As we age, recovery from muscle damage often slows, and scientists may have discovered an important reason why.
A new UCLA study conducted in mice found that aging muscle stem cells accumulate high levels of proteins that slow their ability to activate and repair damaged tissue. At the same time, the protein appears to help cells withstand the difficult conditions found in aging muscle.
Research published in journals sciencesuggests that some biological changes associated with aging may be more than just signs of decline. Rather, they may function as a protective adaptation that helps cells survive.
“This leads us to a new way of thinking about aging,” said Thomas Rand, Ph.D., senior author of the study and director of UCLA’s Eli Edith Broad Center for Regenerative Medicine and Stem Cell Research.
“Counterintuitively, the stem cells that survive aging may actually be the least functional cells. Stem cells survive not because they are the best at their job, but because they are best able to survive. This gives us a completely different perspective on understanding why tissues decline with age.”
Relationship between delayed muscle repair and protein
The researchers, led by postdoctoral fellows Zhenming Kang and Daniel Benjamin, compared muscle stem cells taken from young and old mice. They found that levels of a protein known as NDRG1 rise dramatically with age, reaching 3.5-fold higher concentrations in older cells.
NDRG1 acts like a brake within cells. It suppresses a signaling pathway called mTOR, which normally helps activate cells and promote proliferation.
To determine whether NDRG1 contributed to delayed muscle recovery, the scientists studied naturally aged mice to the equivalent of 75 years in humans. When NDRG1 activity was inhibited, old muscle stem cells quickly regained youthful behavior, became more active, and improved muscle repair after injury.
However, this improvement also had its drawbacks. Without the protective effects of NDRG1, fewer stem cells survive over time. As a result, repeated injuries reduced the tissue’s ability to regenerate.
survival and performance
“Think of it like marathon runners and sprinters,” says Rand, who is also a professor of neurology at the David Geffen School of Medicine at the University of California, Los Angeles. “Stem cells in young animals are very functional and very good at what they do, which is sprinting, but they’re bad in the long run. They can break the 100-yard dash, but they can’t even get through half a marathon. In contrast, aging stem cells are like marathon runners: slower to react, but better equipped for long distance running. But what makes them good at long distance is exactly what makes them bad at sprinting.”
The researchers confirmed their results using several different methods. They examined muscle stem cells from both young and old mice in laboratory cultures and in living tissue.
The pattern remained consistent across these experiments. Higher levels of NDRG1 reduce the ability of cells to quickly activate and repair muscle, while also increasing cell resilience and long-term survival.
cell survival bias
According to the researchers, the increase in NDRG1 may be caused by what they call “cell survival bias.” That is, NDRG1-deficient stem cells gradually disappear over time, leaving a population that survives better but functions more slowly.
“Age-related changes that appear detrimental, such as delayed tissue repair, may actually be something worse: a necessary compromise to prevent complete depletion of the stem cell pool,” Rand said.

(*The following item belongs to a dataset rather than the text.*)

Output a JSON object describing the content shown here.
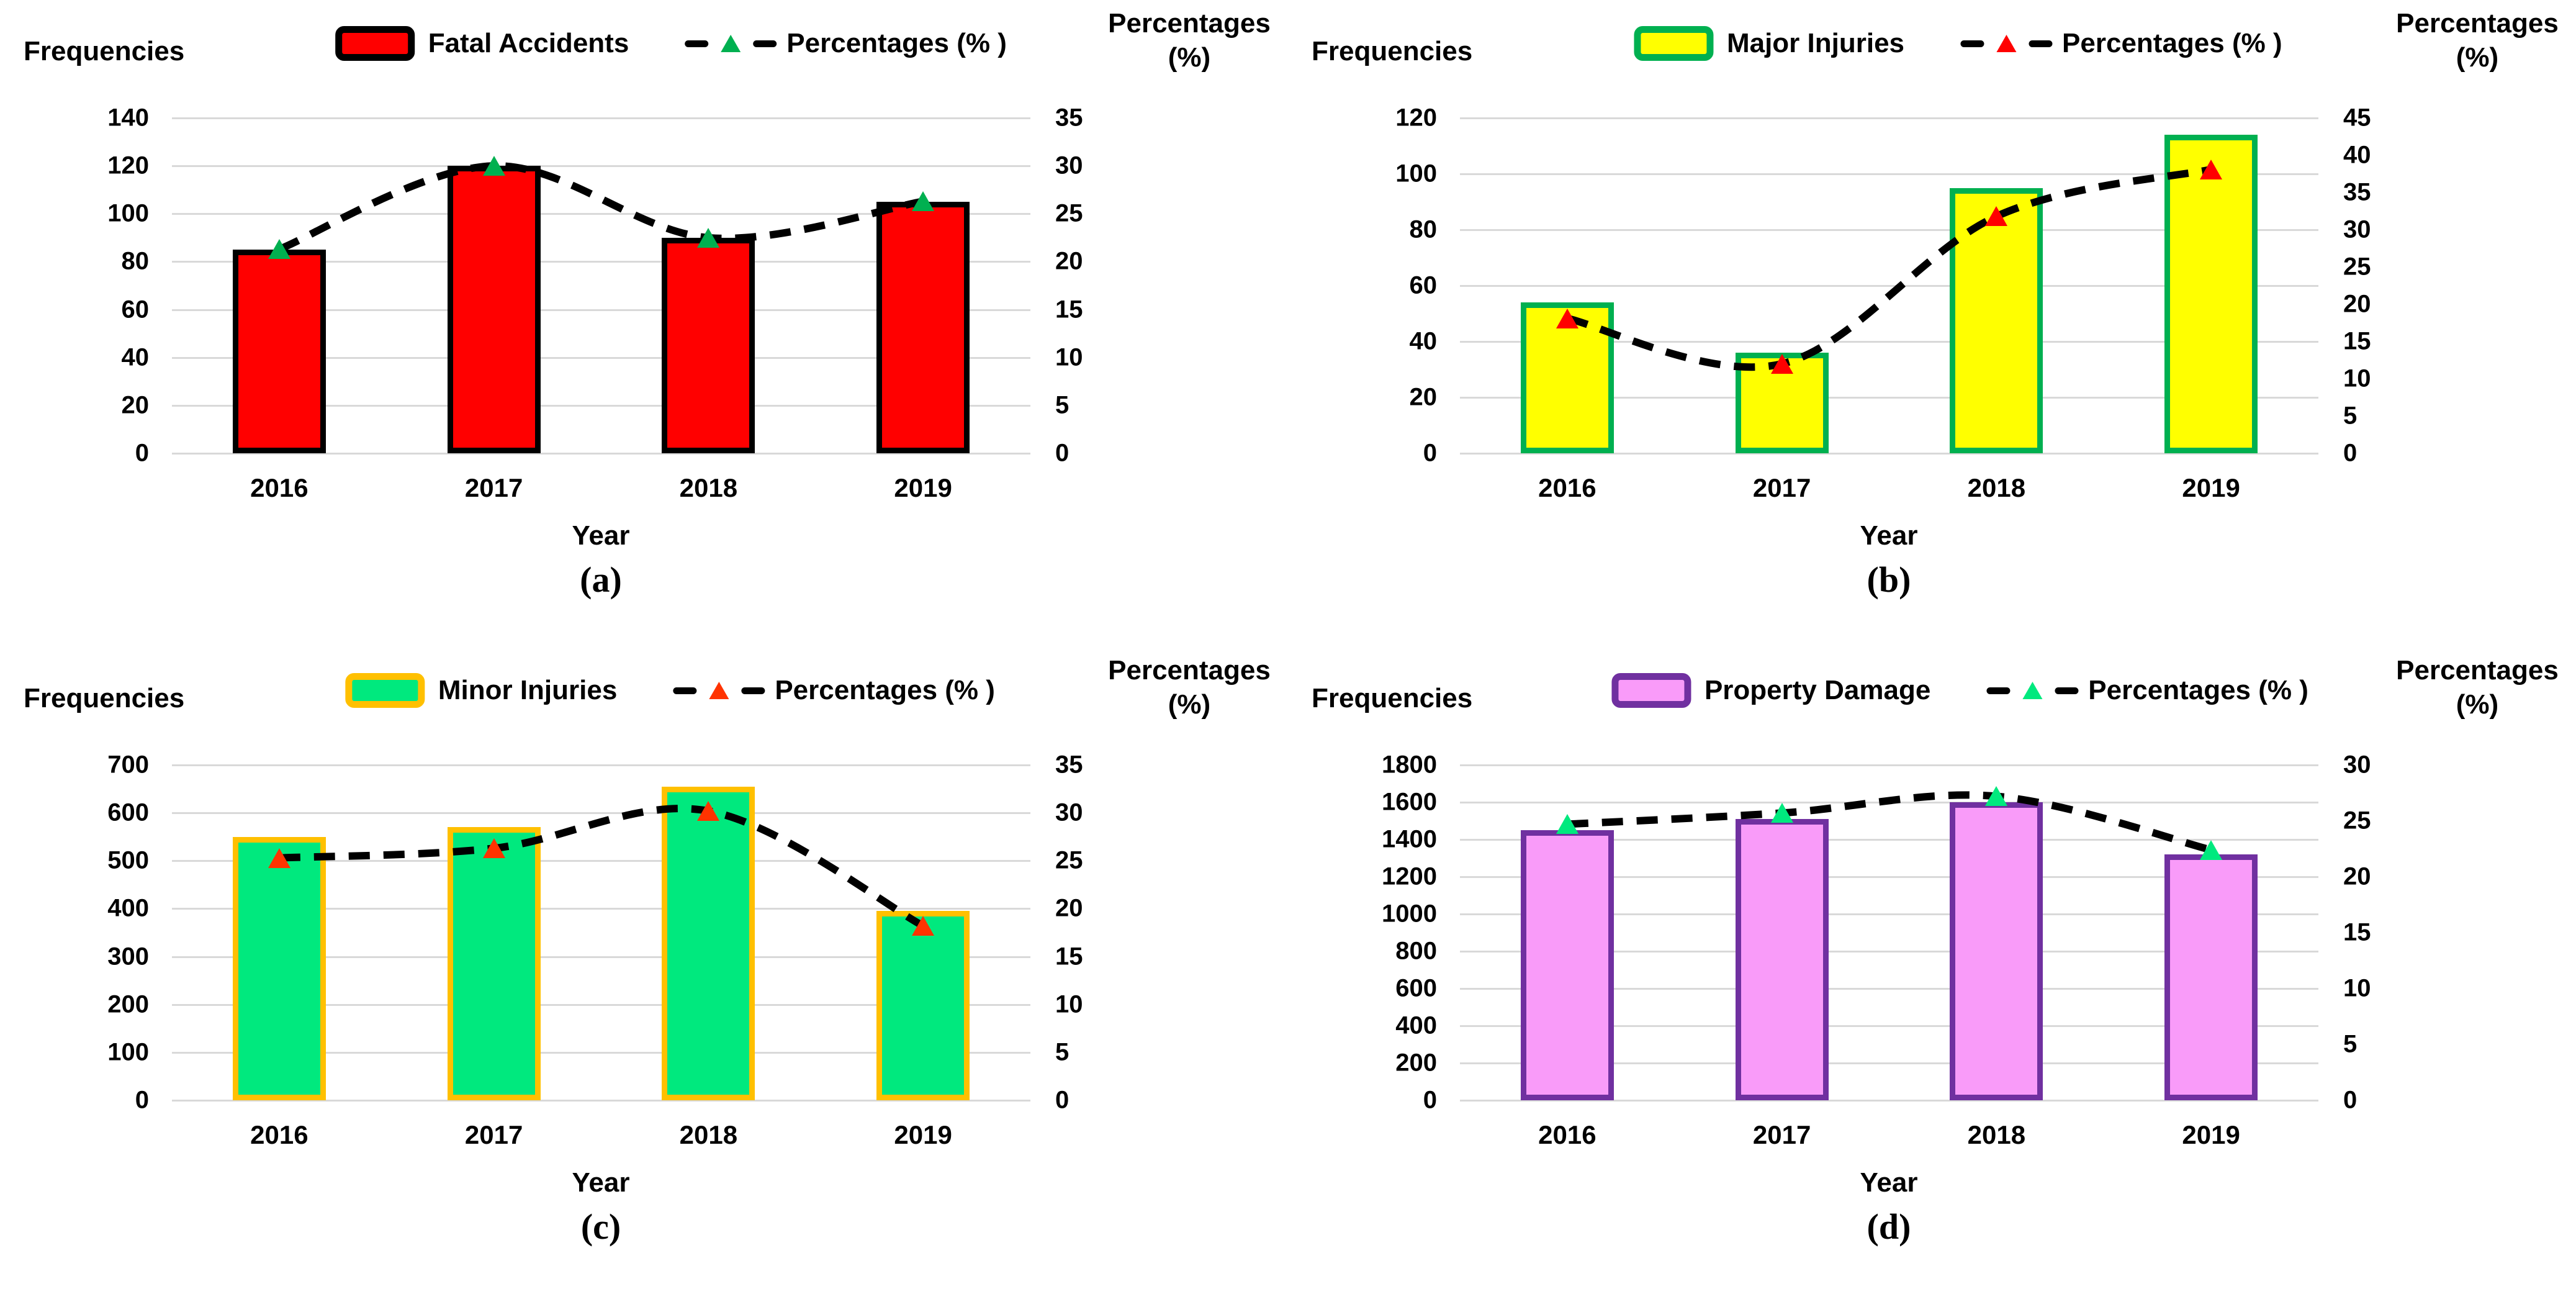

Researchers compare this phenomenon to trade-offs seen throughout nature. Under difficult conditions such as drought, famine, or extreme cold, animals often shift resources to survival mechanisms such as hibernation rather than reproduction. Muscle stem cells may be doing something similar as we age, directing resources away from their reproductive role (making more cells) and toward survival.
“Species survive because they reproduce, but in times of poverty animals turn on their resilience programs,” Rand said. “There are many examples in nature of allocating resources for survival under stress. This matches exactly what we see at the cellular level.”
Implications for future aging treatments
The findings could guide future efforts to develop treatments that improve tissue repair while preserving stem cell survival. But Rand cautions that enhancing one aspect of stem cell function can have unintended consequences.
“There is no such thing as a free lunch. For certain tissues, we can improve the function of aging cells over a period of time, but every time we do this, we incur potential costs and potential downsides.”
The research team plans to continue studying the molecular mechanisms that determine how stem cells balance survival and performance during aging.
“This gene is kind of the gateway we have opened for understanding what controls tradeoffs that are so important not only to the evolution of species but also to the aging of tissues within individuals,” Rand said.
Funding for this study was provided by the National Institutes of Health, NOMIS Foundation, Milky Way Research Foundation, Evolution Foundation, and the Korea National Research Foundation.